C’est cette logique que nous assène la HAS (la Haute autorité sanitaire) quand elle exhorte ou conforte le gouvernement à pratiquer le dépistage précoce des psychopathies, des inadaptations, et maintenant des problématiques psychosociales. (...)

La seconde confusion porte sur le concept d’éducation lui-même ; n’en déplaise aux maniaques des droits et des devoirs, éduquer c’est avant tout donner et ne pas exiger. En éducation le lien précède la loi et lui donne du sens. Il faut avant tout donner à l’enfant le respect de ses rythmes, une reconnaissance de lui-même avec ses différences, un accueil inconditionnel… C’est ce don initial qui donnera du sens à la loi, aux limites, aux règles. Celui qui n’a pas reçu de don initial ne peut pas donner en retour. Nul ne peut donner ce qu’il n’a pas reçu. Et là encore, on voit la parfaite contradiction de cette exigence éducative, de cette inconditionnalité de la reconnaissance personnelle et de l’accueil de chacun… avec toute volonté de repérage, détection et de tri. (...)

Oui nous savons comment les enfants peuvent grandir plutôt bien au sien d’une école ouverte, respectueuse, inventive et créative.
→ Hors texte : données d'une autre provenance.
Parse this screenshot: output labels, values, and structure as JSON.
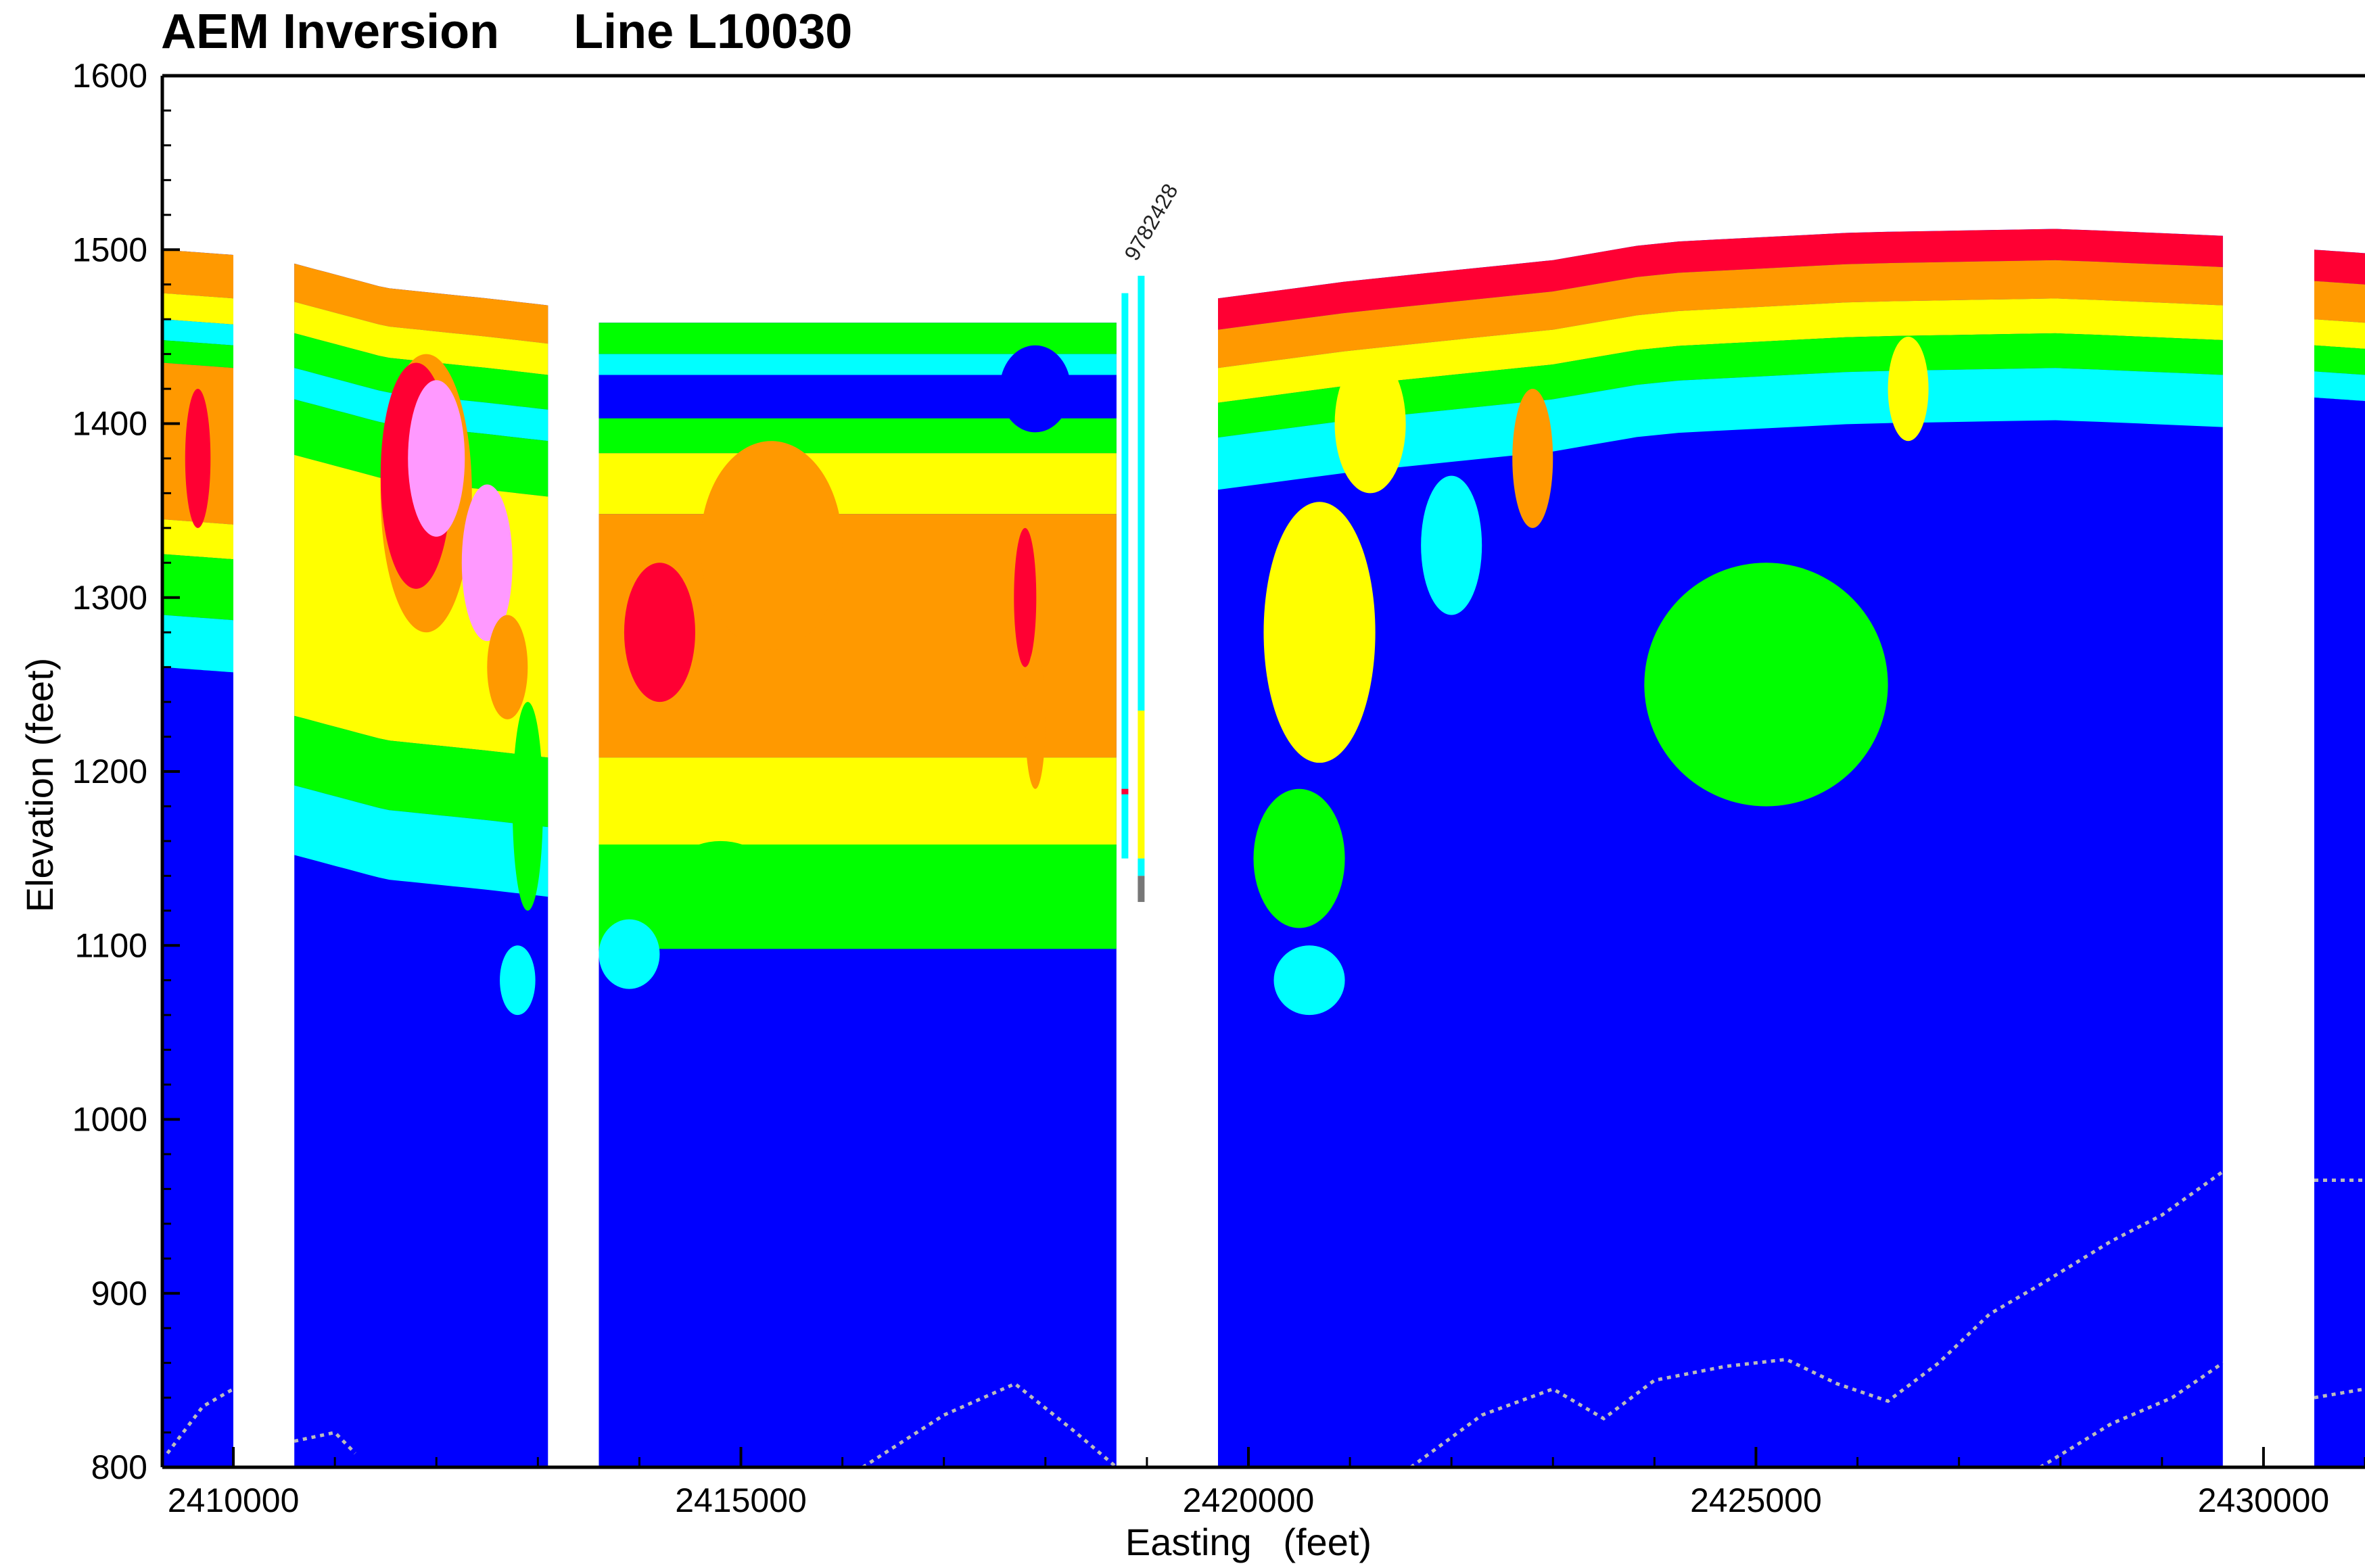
{
  "chart_data": {
    "type": "heatmap",
    "title": "AEM Inversion",
    "subtitle": "Line L10030",
    "xlabel": "Easting   (feet)",
    "ylabel": "Elevation (feet)",
    "xlim": [
      2409300,
      2431000
    ],
    "ylim": [
      800,
      1600
    ],
    "x_ticks": [
      2410000,
      2415000,
      2420000,
      2425000,
      2430000
    ],
    "y_ticks": [
      800,
      900,
      1000,
      1100,
      1200,
      1300,
      1400,
      1500,
      1600
    ],
    "grid": false,
    "colors": {
      "background": "#0000ff",
      "cyan": "#00ffff",
      "green": "#00ff00",
      "yellow": "#ffff00",
      "orange": "#ff9900",
      "red": "#ff0033",
      "pink": "#ff99ff",
      "contour": "#bbbbbb"
    },
    "well_label": "9782428",
    "segments": [
      {
        "x0": 2409300,
        "x1": 2410000,
        "top": [
          [
            2409300,
            1500
          ],
          [
            2410000,
            1497
          ]
        ],
        "bands": [
          [
            0,
            25,
            "orange"
          ],
          [
            25,
            40,
            "yellow"
          ],
          [
            40,
            52,
            "cyan"
          ],
          [
            52,
            65,
            "green"
          ],
          [
            65,
            155,
            "orange"
          ],
          [
            155,
            175,
            "yellow"
          ],
          [
            175,
            210,
            "green"
          ],
          [
            210,
            240,
            "cyan"
          ]
        ],
        "blobs": [
          [
            2409650,
            1380,
            12,
            "red",
            250,
            80
          ]
        ]
      },
      {
        "x0": 2410600,
        "x1": 2413100,
        "top": [
          [
            2410600,
            1492
          ],
          [
            2411500,
            1478
          ],
          [
            2412500,
            1472
          ],
          [
            2413100,
            1468
          ]
        ],
        "bands": [
          [
            0,
            22,
            "orange"
          ],
          [
            22,
            40,
            "yellow"
          ],
          [
            40,
            60,
            "green"
          ],
          [
            60,
            78,
            "cyan"
          ],
          [
            78,
            110,
            "green"
          ],
          [
            110,
            260,
            "yellow"
          ],
          [
            260,
            300,
            "green"
          ],
          [
            300,
            340,
            "cyan"
          ]
        ],
        "blobs": [
          [
            2411900,
            1360,
            95,
            "orange",
            900,
            160
          ],
          [
            2411800,
            1370,
            75,
            "red",
            700,
            130
          ],
          [
            2412000,
            1380,
            55,
            "pink",
            560,
            90
          ],
          [
            2412500,
            1320,
            60,
            "pink",
            500,
            90
          ],
          [
            2412700,
            1260,
            30,
            "orange",
            400,
            60
          ],
          [
            2412900,
            1180,
            80,
            "green",
            300,
            120
          ],
          [
            2412800,
            1080,
            30,
            "cyan",
            350,
            40
          ]
        ]
      },
      {
        "x0": 2413600,
        "x1": 2418700,
        "top": [
          [
            2413600,
            1458
          ],
          [
            2418700,
            1458
          ]
        ],
        "bands": [
          [
            0,
            18,
            "green"
          ],
          [
            18,
            30,
            "cyan"
          ],
          [
            30,
            55,
            "blue"
          ],
          [
            55,
            75,
            "green"
          ],
          [
            75,
            110,
            "yellow"
          ],
          [
            110,
            250,
            "orange"
          ],
          [
            250,
            300,
            "yellow"
          ],
          [
            300,
            360,
            "green"
          ]
        ],
        "blobs": [
          [
            2414200,
            1280,
            90,
            "red",
            700,
            80
          ],
          [
            2415300,
            1330,
            60,
            "orange",
            1400,
            120
          ],
          [
            2417900,
            1420,
            40,
            "blue",
            700,
            50
          ],
          [
            2417800,
            1300,
            110,
            "red",
            220,
            80
          ],
          [
            2417900,
            1230,
            120,
            "orange",
            200,
            80
          ],
          [
            2414800,
            1130,
            40,
            "green",
            1200,
            60
          ],
          [
            2413900,
            1095,
            25,
            "cyan",
            600,
            40
          ]
        ]
      },
      {
        "x0": 2419700,
        "x1": 2429600,
        "top": [
          [
            2419700,
            1472
          ],
          [
            2421000,
            1482
          ],
          [
            2423000,
            1494
          ],
          [
            2424000,
            1504
          ],
          [
            2426000,
            1510
          ],
          [
            2428000,
            1512
          ],
          [
            2429600,
            1508
          ]
        ],
        "bands": [
          [
            0,
            18,
            "red"
          ],
          [
            18,
            40,
            "orange"
          ],
          [
            40,
            60,
            "yellow"
          ],
          [
            60,
            80,
            "green"
          ],
          [
            80,
            110,
            "cyan"
          ]
        ],
        "blobs": [
          [
            2420700,
            1280,
            120,
            "yellow",
            1100,
            150
          ],
          [
            2421200,
            1400,
            40,
            "yellow",
            700,
            80
          ],
          [
            2422800,
            1380,
            40,
            "orange",
            400,
            80
          ],
          [
            2425100,
            1250,
            70,
            "green",
            2400,
            140
          ],
          [
            2425100,
            1250,
            60,
            "green",
            1900,
            100
          ],
          [
            2420500,
            1150,
            60,
            "green",
            900,
            80
          ],
          [
            2422000,
            1330,
            30,
            "cyan",
            600,
            80
          ],
          [
            2426500,
            1420,
            30,
            "yellow",
            400,
            60
          ],
          [
            2420600,
            1080,
            40,
            "cyan",
            700,
            40
          ]
        ]
      },
      {
        "x0": 2430500,
        "x1": 2431000,
        "top": [
          [
            2430500,
            1500
          ],
          [
            2431000,
            1498
          ]
        ],
        "bands": [
          [
            0,
            18,
            "red"
          ],
          [
            18,
            40,
            "orange"
          ],
          [
            40,
            55,
            "yellow"
          ],
          [
            55,
            70,
            "green"
          ],
          [
            70,
            85,
            "cyan"
          ]
        ],
        "blobs": []
      }
    ],
    "well_log": {
      "x": 2418950,
      "top": 1485,
      "bottom": 1125
    }
  }
}
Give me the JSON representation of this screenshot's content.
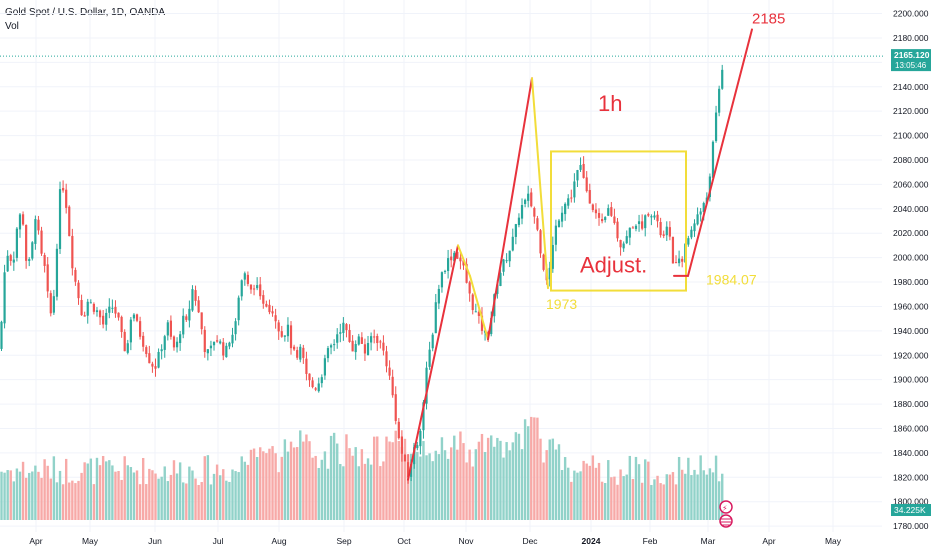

Oui nous savons comment nous pouvons rendre les enfants plus forts et capables de signaler, d’éviter et de réagir face aux violences qu’ils peuvent subir. Oui nous savons comment les enfants peuvent apprendre la socialité, la vie de groupe et l’autonomie. La question est de savoir si ce travail éducatif peut encore avoir lieu dans une école qui chaque jour, abandonne davantage l’éducation contre l’invasion des activités d’évaluation, de repérage et de contrôle social.